Jahrzehntelang waren vor allem betriebswirtschaftliche Expertise, Durchsetzungskraft und die Fähigkeit zur scharfsinnigen Analyse die ausschlaggebenden Erfolgskriterien, während Menschenorientierung, Empathie und emotionale Intelligenz im Hinblick auf Karriere und Beförderung eine kaum beachtete, ja zuweilen auch belächelte Rolle gespielt haben.
 
Neue Generationen an Topmanagerinnen und -managern werden sich vor allem durch hohe Lernbereitschaft, Agilität, Mut, Selbstreflexion, emotionale und soziale Intelligenz sowie ein sinnorientiertes und sicheres, zugleich auch bescheidenes und demütiges Auftreten bewähren müssen.
 
Und: Wer künftig erfolgreich in einer Führungsposition auf C-Level-Niveau wirken will, muss – davon bin ich überzeugt – neben der Fähigkeit zur Transformation des Unternehmens zunächst einmal die Fähigkeit und Bereitschaft mitbringen, sich selbst und seine Mitarbeitenden zu transformieren.
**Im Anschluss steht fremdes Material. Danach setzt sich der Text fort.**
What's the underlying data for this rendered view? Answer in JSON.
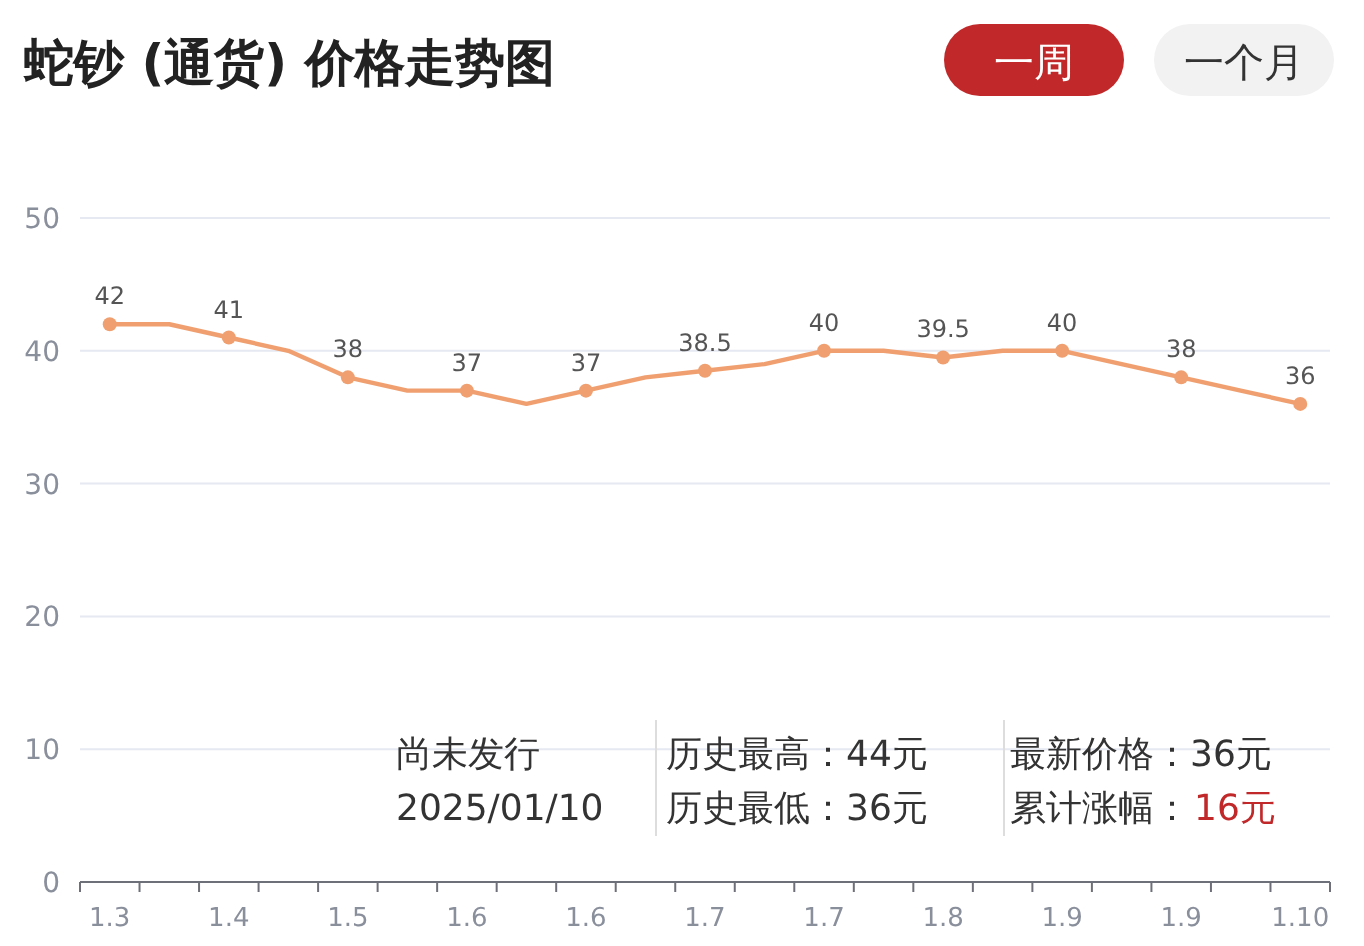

Ohne nachhaltige Persönlichkeitsentwicklung in der Führungsriege wird es nämlich in Zukunft keine positive Unternehmensentwicklung mehr geben können.
 
Daher hat der Untertitel des HBm-Aufmachers „Weniger BWL, mehr Empathie“ meines Erachtens durchaus das Potenzial, zur neuen Führungsformel für den C-Level zu werden.

Hier das Editorial der Chefredakteurin des Harvard Business manager, Antonia Götsch, zum Titel-Schwerpunkt:

Wer hat das Zeug zum CEO?

Wir stehen am Beginn einer Zeitenwende. Darin sind sich die Autorinnen und Autoren unseres Titel-Schwerpunkts einig. Das betrifft nicht nur CEOs – sondern jede einzelne Führungskraft. Wir können neue Karrieremuster beobachten. Neue Fähigkeiten. Neue Stolperfallen. Welche Führungskräfte werden sich durchsetzen? Ein paar Leitgedanken aus unserem Schwerpunkt:

Harvard-Professorin Raffaella Sadun hat 5000 Stellenausschreibungen ausgewertet. Sie zeigt: Unternehmen definieren die Rolle von Topmanager:innen neu. Soziale Skills haben viel größeres Gewicht bekommen.

KI treibt diese Entwicklung weiter voran. Finanzen und Planung können zunehmend Maschinen übernehmen. Was uns als Menschen abhebt, ist unsere Fähigkeit zur Empathie.

Gefragt sind Führungskräfte, die aus ihrer Blase heraustreten und mit Stakeholdern aus völlig anderen Interessengruppen kommunizieren können.

Oft auch spontan, wenn eine Debatte auf Social Media entbrennt. Dazu braucht es Haltung.

Führung hat oft mehr mit Kontext als Charakter zu tun. „Eine Person, die in einer Epoche beeindruckende Erfolge feiert, kann in einer anderen kläglich scheitern“, schreibt Nitin Nohria, der ehemalige Dekan der Harvard Business School.

Den jeweiligen Kontext zu erspüren und sich anzupassen, ist eine Qualität, die außergewöhnlich erfolgreiche Führungskräfte auszeichnet.

Ich empfehle diesen Schwerpunkt wirklich allen, die selbst führen oder sich mit Leadership beschäftigen. Viele Praxisbeispiele und tiefe Forschung, teils sogar über Jahrzehnte hinweg.